Monday, December 29, 2014

Against clarity (poem in praise of dirty windows)



Some bottles are not about the message, but a quality of light. 

Late afternoon :: December :: a dusty window :: a small dark room :: the pleasures of the camera's lens. 

On such a day, glass isn't what you see through, so much as what you see with: what throws the light back into your eyes.  

Be grateful then for dirty windows, for golden light, for winter :: that horizon of the present through which we cannot see.



Notes

Why write in praise of dirty windows? Because we are approaching the end of the year; consequently, from every media source, we are subjected to an unbearable stream of reviews, resolutions and prognostications.  Unlike reviews designed to help you learn from your mistakes, or real efforts to imagine another morrow, these lists of happenings and events to come are disingenuous, and anything but illuminating. They simply take up space, gagging the airwaves. Here's what I would prefer in these dark days: here and there, a spot of real light, something surprisingly lovely, one small thing, then another: never another list.

Sunday, December 14, 2014

How beautiful the half-obscured world (video)



Simple pleasures: to watch how the fog shifts and moves, the light rises and falls. I make a minestrone soup, do the laundry, make a pot of tea--with every gesture relishing the quiet, the calm air, the mirrored surface of the sea. A loon floats in the cove at the front of the house and dives in the shallows. Lines of current zigzag outward, carrying the tide out past the islands. Blue clouds, bluer hills--how beautiful the half-obscured world.

Friday, December 12, 2014

Lost objects



Suppose, instead of finding yourself, you were to take as a goal to lose yourself, to wander, to immerse yourself, to get lost? 

Losing things is easy; really getting lost in a familiar space, if you are not already, can be harder than it seems. Let me be clear: I don't mean you should set out to lose your place in the world--that's painfully, mournfully easy.  All it takes is a slip in memory, an argument, a falling out of love, death. Although perhaps the line between these two sorts of loss isn't as stark as I would wish.

Here now, I've barely gotten started, and already I'm tangled up. Let me begin again, and unravel my theme as if we were going on a walk and the path was opening at our feet.

Long ago, I had a friend with whom I played this game: we set out, on foot or in her car, and wandered aimlessly, without a map. The point was to get lost if we could, to baffle ourselves, to have a hard time making out way back home to our apartments, our respective partners, our schoolwork.

We took lostness as a sort of holiday, or tried to. But getting truly lost in a small city you know well, bounded on one side by the water, with familiar hills rising in the distance--this is not so simple. Not to know the name of the road you traveled on, or where it led was one thing, but was that really being lost? Not to be able to pick your way back, to be stumped or puzzled, panicked even--that was something we never really experienced on our little voyages.  Not then anyway. 

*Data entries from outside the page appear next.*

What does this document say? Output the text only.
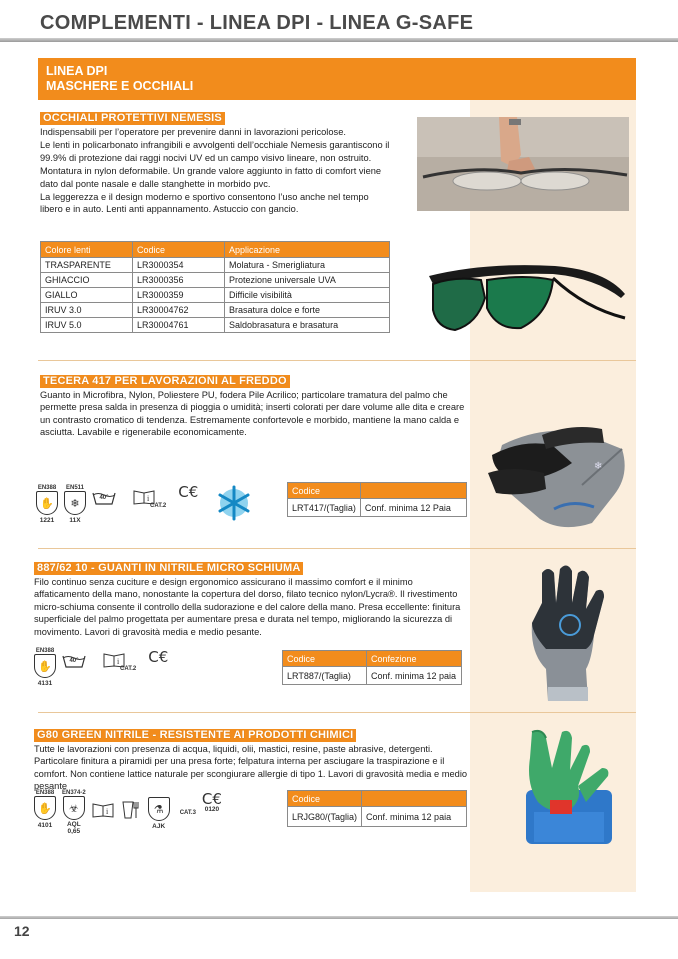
COMPLEMENTI - LINEA DPI - LINEA G-SAFE
LINEA DPI
MASCHERE E OCCHIALI
OCCHIALI PROTETTIVI NEMESIS

Indispensabili per l’operatore per prevenire danni in lavorazioni pericolose.

Le lenti in policarbonato infrangibili e avvolgenti dell’occhiale Nemesis garantiscono il 99.9% di protezione dai raggi nocivi UV ed un campo visivo lineare, non ostruito.

Montatura in nylon deformabile. Un grande valore aggiunto in fatto di comfort viene dato dal ponte nasale e dalle stanghette in morbido pvc.

La leggerezza e il design moderno e sportivo consentono l’uso anche nel tempo libero e in auto. Lenti anti appannamento. Astuccio con gancio.

Colore lenti	Codice	Applicazione
TRASPARENTE	LR3000354	Molatura - Smerigliatura
GHIACCIO	LR3000356	Protezione universale UVA
GIALLO	LR3000359	Difficile visibilità
IRUV 3.0	LR30004762	Brasatura dolce e forte
IRUV 5.0	LR30004761	Saldobrasatura e brasatura
TECERA 417 PER LAVORAZIONI AL FREDDO
Guanto in Microfibra, Nylon, Poliestere PU, fodera Pile Acrilico; particolare tramatura del palmo che permette presa salda in presenza di pioggia o umidità; inserti colorati per dare volume alle dita e creare un contrasto cromatico di tendenza. Estremamente confortevole e morbido, mantiene la mano calda e asciutta. Lavabile e rigenerabile economicamente.
EN388
✋
1221
EN511
❄
11X
40°	i
CAT.2
C€	Codice	
LRT417/(Taglia)	Conf. minima 12 Paia
❄
887/62 10 - GUANTI IN NITRILE MICRO SCHIUMA
Filo continuo senza cuciture e design ergonomico assicurano il massimo comfort e il minimo affaticamento della mano, nonostante la copertura del dorso, filato tecnico nylon/Lycra®. Il rivestimento micro-schiuma consente il controllo della sudorazione e del calore della mano. Presa eccellente: finitura superficiale del palmo progettata per aumentare presa e durata nel tempo, migliorando la sicurezza di movimento. Lavori di gravosità media e medio pesante.
EN388
✋
4131
40°	i
CAT.2
C€	Codice	Confezione
LRT887/(Taglia)	Conf. minima 12 paia
G80 GREEN NITRILE - RESISTENTE AI PRODOTTI CHIMICI
Tutte le lavorazioni con presenza di acqua, liquidi, olii, mastici, resine, paste abrasive, detergenti. Particolare finitura a piramidi per una presa forte; felpatura interna per asciugare la traspirazione e il comfort. Non contiene lattice naturale per scongiurare allergie di tipo 1. Lavori di gravosità media e medio pesante
EN388
✋
4101
EN374-2
☣
AQL
0,65
i	⚗
AJK
CAT.3
C€
0120
Codice	
LRJG80/(Taglia)	Conf. minima 12 paia
12
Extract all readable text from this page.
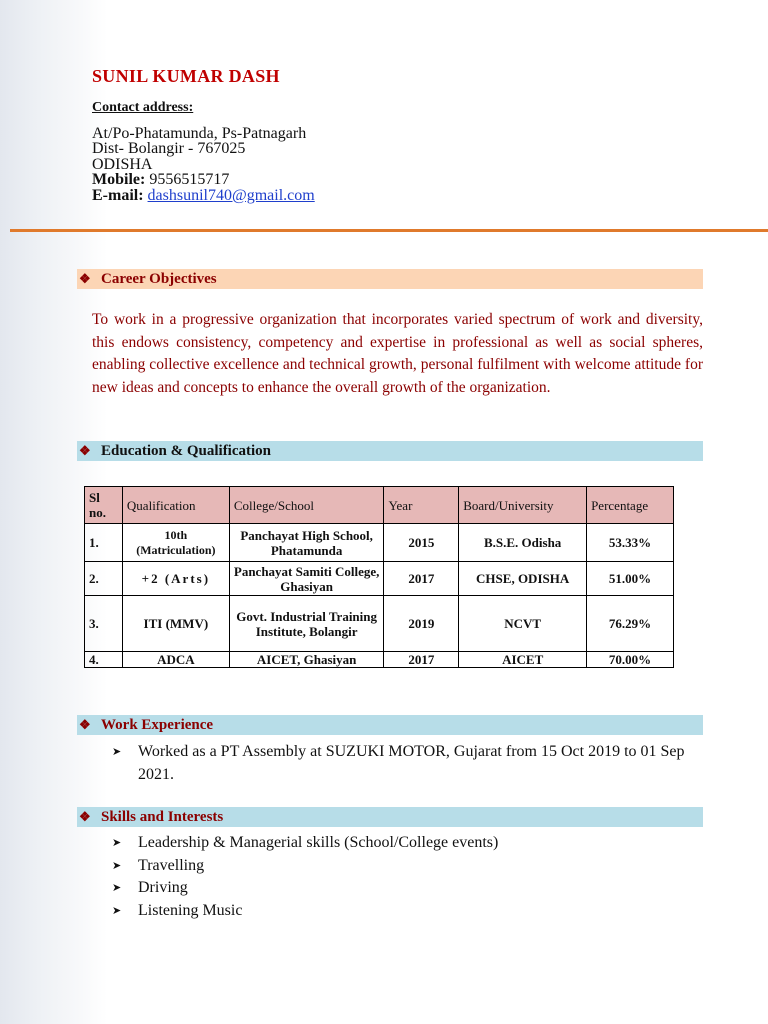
SUNIL KUMAR DASH
Contact address:
At/Po-Phatamunda, Ps-Patnagarh
Dist- Bolangir - 767025
ODISHA
Mobile: 9556515717
E-mail: dashsunil740@gmail.com
❖ Career Objectives
To work in a progressive organization that incorporates varied spectrum of work and diversity, this endows consistency, competency and expertise in professional as well as social spheres, enabling collective excellence and technical growth, personal fulfilment with welcome attitude for new ideas and concepts to enhance the overall growth of the organization.
❖ Education & Qualification
Sl no.	Qualification	College/School	Year	Board/University	Percentage
1.	10th (Matriculation)	Panchayat High School, Phatamunda	2015	B.S.E. Odisha	53.33%
2.	+2 (Arts)	Panchayat Samiti College, Ghasiyan	2017	CHSE, ODISHA	51.00%
3.	ITI (MMV)	Govt. Industrial Training Institute, Bolangir	2019	NCVT	76.29%
4.	ADCA	AICET, Ghasiyan	2017	AICET	70.00%
❖ Work Experience
➤ Worked as a PT Assembly at SUZUKI MOTOR, Gujarat from 15 Oct 2019 to 01 Sep 2021.
❖ Skills and Interests
➤ Leadership & Managerial skills (School/College events)
➤ Travelling
➤ Driving
➤ Listening Music
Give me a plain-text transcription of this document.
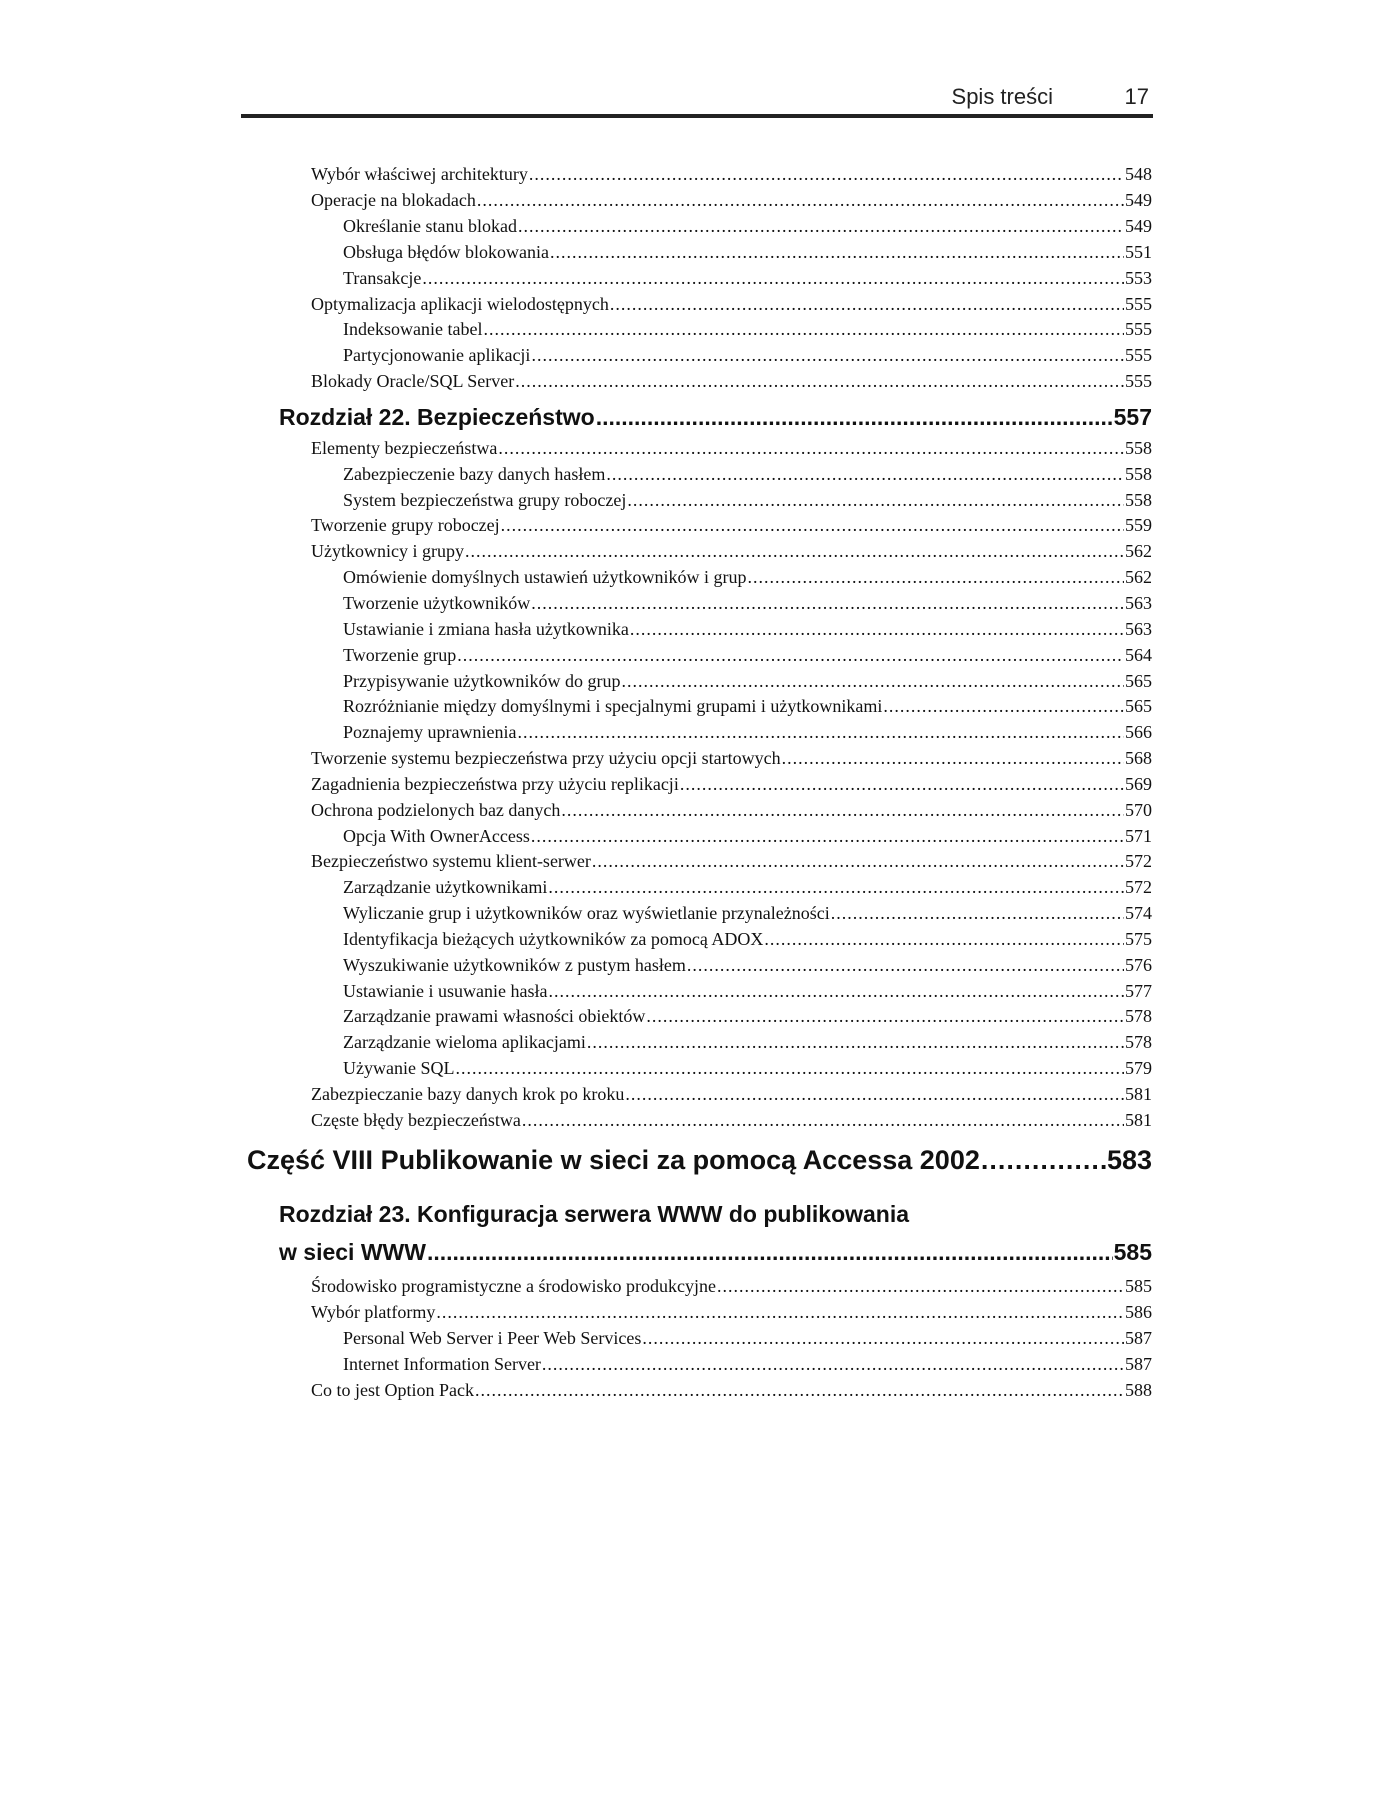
Spis treści	17
Wybór właściwej architektury .....	548
Operacje na blokadach .....	549
Określanie stanu blokad .....	549
Obsługa błędów blokowania .....	551
Transakcje .....	553
Optymalizacja aplikacji wielodostępnych .....	555
Indeksowanie tabel .....	555
Partycjonowanie aplikacji .....	555
Blokady Oracle/SQL Server .....	555
Rozdział 22. Bezpieczeństwo .....	557
Elementy bezpieczeństwa .....	558
Zabezpieczenie bazy danych hasłem .....	558
System bezpieczeństwa grupy roboczej .....	558
Tworzenie grupy roboczej .....	559
Użytkownicy i grupy .....	562
Omówienie domyślnych ustawień użytkowników i grup .....	562
Tworzenie użytkowników .....	563
Ustawianie i zmiana hasła użytkownika .....	563
Tworzenie grup .....	564
Przypisywanie użytkowników do grup .....	565
Rozróżnianie między domyślnymi i specjalnymi grupami i użytkownikami .....	565
Poznajemy uprawnienia .....	566
Tworzenie systemu bezpieczeństwa przy użyciu opcji startowych .....	568
Zagadnienia bezpieczeństwa przy użyciu replikacji .....	569
Ochrona podzielonych baz danych .....	570
Opcja With OwnerAccess .....	571
Bezpieczeństwo systemu klient-serwer .....	572
Zarządzanie użytkownikami .....	572
Wyliczanie grup i użytkowników oraz wyświetlanie przynależności .....	574
Identyfikacja bieżących użytkowników za pomocą ADOX .....	575
Wyszukiwanie użytkowników z pustym hasłem .....	576
Ustawianie i usuwanie hasła .....	577
Zarządzanie prawami własności obiektów .....	578
Zarządzanie wieloma aplikacjami .....	578
Używanie SQL .....	579
Zabezpieczanie bazy danych krok po kroku .....	581
Częste błędy bezpieczeństwa .....	581
Część VIII Publikowanie w sieci za pomocą Accessa 2002 .....	583
Rozdział 23. Konfiguracja serwera WWW do publikowania
w sieci WWW .....	585
Środowisko programistyczne a środowisko produkcyjne .....	585
Wybór platformy .....	586
Personal Web Server i Peer Web Services .....	587
Internet Information Server .....	587
Co to jest Option Pack .....	588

Of course, we had each other and we had time--or rather, we took it, along with a longing for adventure in weeks seamed with obligations and deadlines. Every time we set out, we circled back, unwittingly, and were surprised to find ourselves on familiar streets.

Once we set out just after a rainstorm. The gutters were charged with water, each street a roaring stream. It was summer; the leaves drained water on our heads. Just before dusk we came across a trunk set out along the curb. We opened it. Inside: notebook and a small woman's garments. Handwriting in Chinese.

We kept the trunk. My friend's husband, who was ethical and meticulous in this way, tried to find the owner, but whoever had packed this trunk really was lost--to us anyway. After awhile, we scattered the trunk's contents.  I do not know what happened to the notebooks, but I took and sometimes wore one of the garments, a long high-collared sleeveless red silk brocaded vest; it buttoned over my chest and fell all the way to my feet. 

I left it later at a girlfriend's house in New York. We'd gotten into a bitter fight and I fled for Canada with most of my stuff, leaving just the cape folded on the shelf, as if I were a snake, shucking a past skin, a past life.  Who knows, perhaps that's how the red vest came to me. It was, surely, an immigrant object.

Now, more than twenty years later, I have no idea where it is, or who has it, or where it's traveled, if anywhere. Perhaps it's in a landfill, its silk threads rotting, the red dye leaching, slowly entering the earth and groundwater. 

Or perhaps someone else wears it, and dances in the night, hair wild, vest trailing behind her, as I did. My friend with whom I tried to get lost? I do not know where she is either.



Notes
The red silk window-covering was hung by Gary Markle.
Windows were photographed in Dartmouth, Nova Scotia, in December 2014.